Кротов помассировал ноги, потеплели; потом начал раздевать моряка; сам разделся стремительно; форма подошла, словно в магазине брал, а вот бескозырка – только на затылок, в такой остановят, не по форме…
Он развязал мешок морячка, там лежал бушлат с ярко начищенными пуговицами-якорями, новенькая пилотка, карманные часы, три банки свиной тушенки, бутылка водки, пять пачек махорки, три отреза, плитка шоколада, письма.
Кротов отнес в лес старый бушлат, что был на морячке, закидал его лапами хвои, зашвырнул в кустарник бескозырку, потом взял топор, ударил морячка по шее, рубил яростно, пока голова не отвалилась; отрубил руки и ноги, затолкал туловище в мешок, завязал своим особым, быстрым узлом; топором же вскопал землю, бросил туда мешок, голову унес в лес, закопал глубоко; только потом, отойдя уже к шоссе, вспомнил, что нож не вытащил, застрял нож в челюстной кости, а он и забыл про него. А что на ноже? Отпечатки пальцев? Нет, хуже, там инициалы его есть – «Н. К.». А кто в земле-то найдет? Да и голова чья? Она ж сгниет, голова, с дождями сгниет, дело-то к весне. Нет, надо назад, надо нож забрать. «А где я его найду, когда уж стемнело и фонаря нет?! Все равно возвращайся, Крот, чтоб следа не было». Он повернулся и увидел, как навстречу ему идет машина с синими щелочками фар. Шофер притормозил:
– Ты что, морячок, шатаешься? Задело, что ль? Садись в кузов, а то сзади стреляли, немец прорывался, садись… Там пять саперов за взрывчаткой едут, я тебя до санбата подброшу, тут недалеко… Подсобить или сам влезешь?
– Влезу, браток, спасибо…
– Если не влезешь – крикни, что-то больно у тебя морда белая, смотри, не помирай, пока не довезу…
11
– Нашел я трех милинковских знакомых, – сказал Жуков. – Друзей у него не было… Интересный человек, Милинко, ей-боженьки, интересный.

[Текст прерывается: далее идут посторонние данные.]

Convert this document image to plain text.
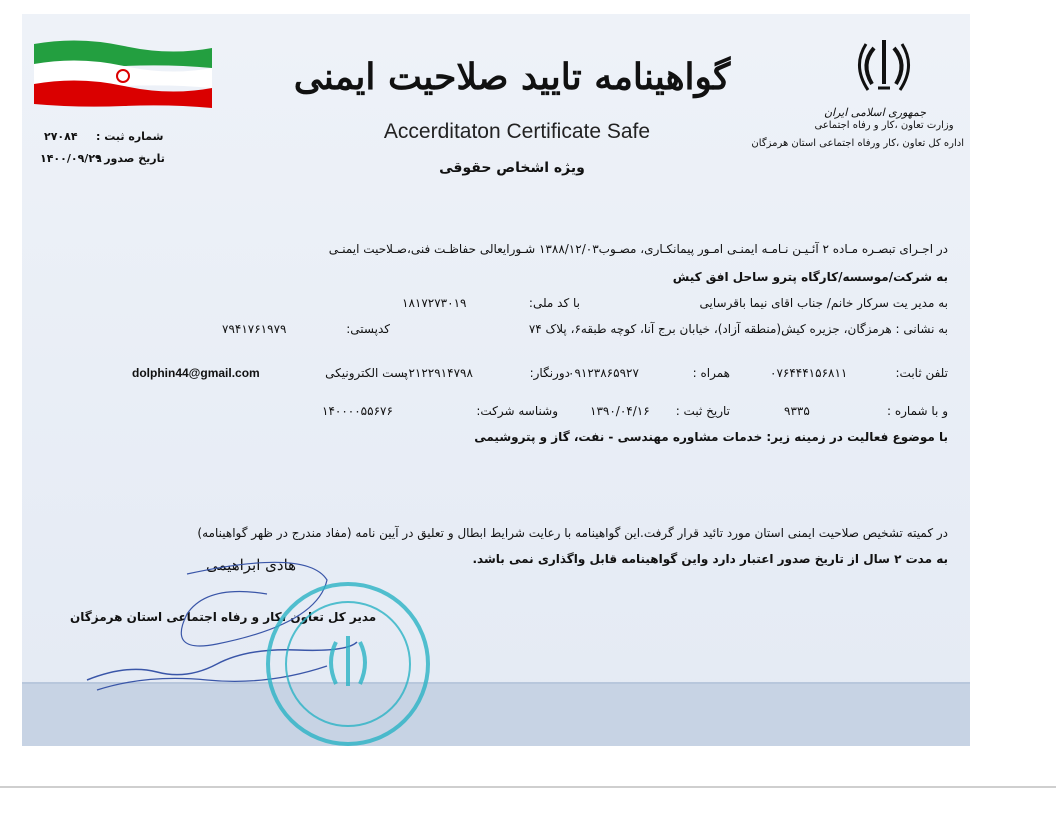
گواهینامه تایید صلاحیت ایمنی
Accerditaton Certificate Safe
ویژه اشخاص حقوقی
جمهوری اسلامی ایران
وزارت تعاون ،کار و رفاه اجتماعی
اداره کل تعاون ،کار ورفاه اجتماعی استان هرمزگان
شماره ثبت :
۲۷۰۸۴
تاریخ صدور :
۱۴۰۰/۰۹/۲۹
در اجـرای تبصـره مـاده ۲ آئـیـن نـامـه ایمنـی امـور پیمانکـاری، مصـوب۱۳۸۸/۱۲/۰۳ شـورایعالی حفاظـت فنی،صـلاحیت ایمنـی
به شرکت/موسسه/کارگاه پترو ساحل افق کیش
به مدیر یت سرکار خانم/ جناب اقای نیما باقرسایی
با کد ملی:
۱۸۱۷۲۷۳۰۱۹
به نشانی : هرمزگان، جزیره کیش(منطقه آزاد)، خیابان برج آنا، کوچه طبقه۶، پلاک ۷۴
کدپستی:
۷۹۴۱۷۶۱۹۷۹
تلفن ثابت:
۰۷۶۴۴۴۱۵۶۸۱۱
همراه :
۰۹۱۲۳۸۶۵۹۲۷
دورنگار:
۰۲۱۲۲۹۱۴۷۹۸
پست الکترونیکی
dolphin44@gmail.com
و با شماره :
۹۳۳۵
تاریخ ثبت :
۱۳۹۰/۰۴/۱۶
وشناسه شرکت:
۱۴۰۰۰۰۵۵۶۷۶
با موضوع فعالیت در زمینه زیر: خدمات مشاوره مهندسی - نفت، گاز و پتروشیمی
در کمیته تشخیص صلاحیت ایمنی استان مورد تائید قرار گرفت.این گواهینامه با رعایت شرایط ابطال و تعلیق در آیین نامه (مفاد مندرج در ظهر گواهینامه)
به مدت ۲ سال از تاریخ صدور اعتبار دارد واین گواهینامه قابل واگذاری نمی باشد.
هادی ابراهیمی
مدیر کل تعاون ،کار و رفاه اجتماعی استان هرمزگان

– Поговорили с ними? – спросил Костенко.
– Да разве во время вашего пребывания позволено? Как на экзамене – гляди в рот учителю, жди указаний, все в соответствии с традициями!
– Ну и зануда вы…
– А разве я спорю? Не склочник – и то хорошо по нашим временам. Один из знакомых особенно любопытен, Цыпкин Геннадий.
– Чем?
– Он один из всего таксопарка переписывается с Иваном Журкиным, который в Израиль уехал.
Костенко усмехнулся:
– А чего там Ивану Журкину делать?
– Жена повезла.
– Ну и что? – хмуро спросил Геннадий Цыпкин, пропуская Костенко в комнату. Жуков отправился в управление, туда вызвали двух других милинковских знакомых – Лыкова и Тызина, времени по квартирам ездить не оставалось: Москва торопила. – Переписываюсь. Запрещено, что ль?
– Никак нет, – ответил Костенко, снимая плащ, – наоборот, я считаю, что рвать с другом – некрасиво. Он ведь друг ваш был, Журкин-то?

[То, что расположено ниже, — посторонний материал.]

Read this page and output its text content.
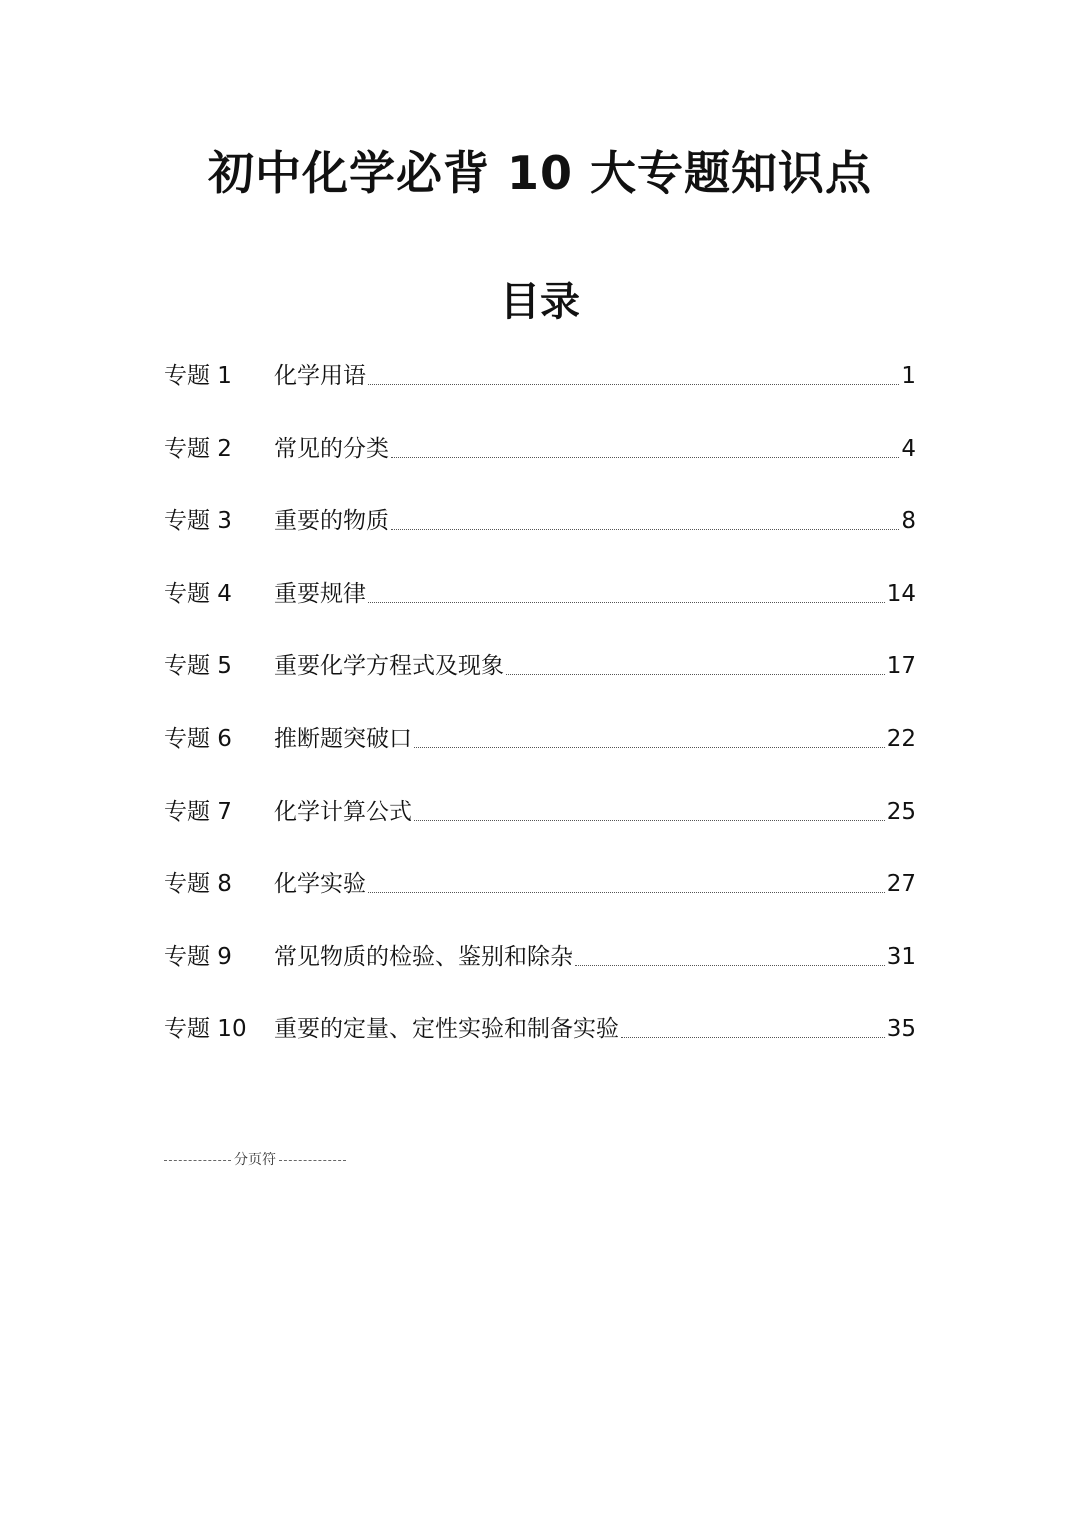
初中化学必背 10 大专题知识点
目录
专题 1	化学用语	1
专题 2	常见的分类	4
专题 3	重要的物质	8
专题 4	重要规律	14
专题 5	重要化学方程式及现象	17
专题 6	推断题突破口	22
专题 7	化学计算公式	25
专题 8	化学实验	27
专题 9	常见物质的检验、鉴别和除杂	31
专题 10	重要的定量、定性实验和制备实验	35
分页符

– И остался им, – с вызовом ответил Цыпкин.
– А Милинко?
– При чем тут Милинко?
– Я его ищу.
– Мне не пишет. Пишет Журкину. Молодец.
Геннадий говорил рублено, фразами; они казались Костенко такими же тяжелыми, но верными, как руки шофера – большие, собранные.
– Молодец Милинко, – согласился Костенко. – Только как вы об этом узнали, если он и с вами связь прервал?
– Иван написал.
– Письмо не сожгли?
– Это вы, что ль, с Москвы прилетели?
– Я.
Цыпкин поднялся, открыл книжный шкаф, достал письмо, протянул Костенко.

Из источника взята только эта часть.